Tuesday, May 21, 2024

Remembering West Gate Bridge tragedy 53 years on

The Victorian Government today acknowledged the 53rd anniversary of the collapse of the West Gate Bridge.

At 11:50am on October 15th, 1970 – two years into the construction of the bridge – a 112 metre span gave way and fell into the Yarra River, killing 35 workers and leaving 18 others seriously injured.

Flags on top of the West Gate Bridge will be lowered to half-mast from 7am to 7pm, to honour those who lost their lives in the tragedy and those whose lives it changed forever.

“This anniversary is a tragic reminder of how dangerous going to work can be and why it’s so critical to constantly renew our commitment to safety in every Victorian workplace,” said Minister for WorkSafe and the TAC, Danny Pearson.

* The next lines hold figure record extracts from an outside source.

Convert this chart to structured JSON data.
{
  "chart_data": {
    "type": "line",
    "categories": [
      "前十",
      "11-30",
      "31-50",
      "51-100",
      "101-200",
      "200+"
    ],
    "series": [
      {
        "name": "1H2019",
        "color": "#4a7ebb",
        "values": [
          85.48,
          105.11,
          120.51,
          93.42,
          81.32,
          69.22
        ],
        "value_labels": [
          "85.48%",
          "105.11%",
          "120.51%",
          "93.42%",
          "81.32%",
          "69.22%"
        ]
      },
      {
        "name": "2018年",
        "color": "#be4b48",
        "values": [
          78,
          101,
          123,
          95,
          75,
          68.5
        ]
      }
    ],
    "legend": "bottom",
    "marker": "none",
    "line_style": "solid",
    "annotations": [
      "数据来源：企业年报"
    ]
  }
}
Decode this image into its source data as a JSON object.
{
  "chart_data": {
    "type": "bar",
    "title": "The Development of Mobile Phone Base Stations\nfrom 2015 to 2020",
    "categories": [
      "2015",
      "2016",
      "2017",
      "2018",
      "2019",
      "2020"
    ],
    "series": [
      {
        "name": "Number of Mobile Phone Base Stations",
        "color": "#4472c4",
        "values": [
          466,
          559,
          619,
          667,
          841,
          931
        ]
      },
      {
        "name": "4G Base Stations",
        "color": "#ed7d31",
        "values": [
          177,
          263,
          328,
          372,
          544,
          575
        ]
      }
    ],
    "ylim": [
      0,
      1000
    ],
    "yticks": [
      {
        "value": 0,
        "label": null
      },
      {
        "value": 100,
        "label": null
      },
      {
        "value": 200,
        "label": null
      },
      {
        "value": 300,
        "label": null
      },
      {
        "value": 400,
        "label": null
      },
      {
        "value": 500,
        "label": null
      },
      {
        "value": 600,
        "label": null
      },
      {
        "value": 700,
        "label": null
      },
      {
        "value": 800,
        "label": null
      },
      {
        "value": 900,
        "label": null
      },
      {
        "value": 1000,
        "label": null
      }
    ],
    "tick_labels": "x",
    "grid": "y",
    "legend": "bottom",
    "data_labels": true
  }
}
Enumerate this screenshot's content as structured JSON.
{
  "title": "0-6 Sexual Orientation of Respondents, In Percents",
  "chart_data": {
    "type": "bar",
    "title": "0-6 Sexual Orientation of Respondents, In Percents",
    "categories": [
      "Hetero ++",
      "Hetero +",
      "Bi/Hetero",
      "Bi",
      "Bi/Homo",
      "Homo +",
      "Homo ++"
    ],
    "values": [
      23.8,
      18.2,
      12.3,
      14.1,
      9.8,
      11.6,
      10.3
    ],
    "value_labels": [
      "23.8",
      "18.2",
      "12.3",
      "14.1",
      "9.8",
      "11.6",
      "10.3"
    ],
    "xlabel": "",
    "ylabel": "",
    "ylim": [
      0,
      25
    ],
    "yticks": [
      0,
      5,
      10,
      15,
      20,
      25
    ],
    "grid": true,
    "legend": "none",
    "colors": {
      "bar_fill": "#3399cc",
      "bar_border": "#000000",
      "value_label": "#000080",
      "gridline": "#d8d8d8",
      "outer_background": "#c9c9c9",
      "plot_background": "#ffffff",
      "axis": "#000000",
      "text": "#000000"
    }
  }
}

“Lowering the flags on the bridge each year on the anniversary of the collapse is a small, but important way we can honour those we lost.”

The Minister said many safety initiatives now entrenched in Victoria’s construction industry, including standard grief counselling for workers after major incidents, can be traced back to changes made in the wake of the terrible events.

“Important reforms to our occupational health and safety laws have been driven by the survivors of the collapse, together with the union movement, who have advocated to make sure we deliver safer workplaces for all Victorians,” said Mr Pearson.

The West Gate Memorial Park, which aims to increase awareness of workplace accidents and to promote safe work environments, was opened in 2004 on the site of the bridge collapse.

It incorporates the original memorial plaque listing the names of the 35 victims, that was paid for and erected by bridge workers in 1978.

“The collapse of the West Gate Bridge has had lasting impacts on families in the west. Today is a day to honour and mourn the lives lost,” said Member for Williamstown, Melissa Horne.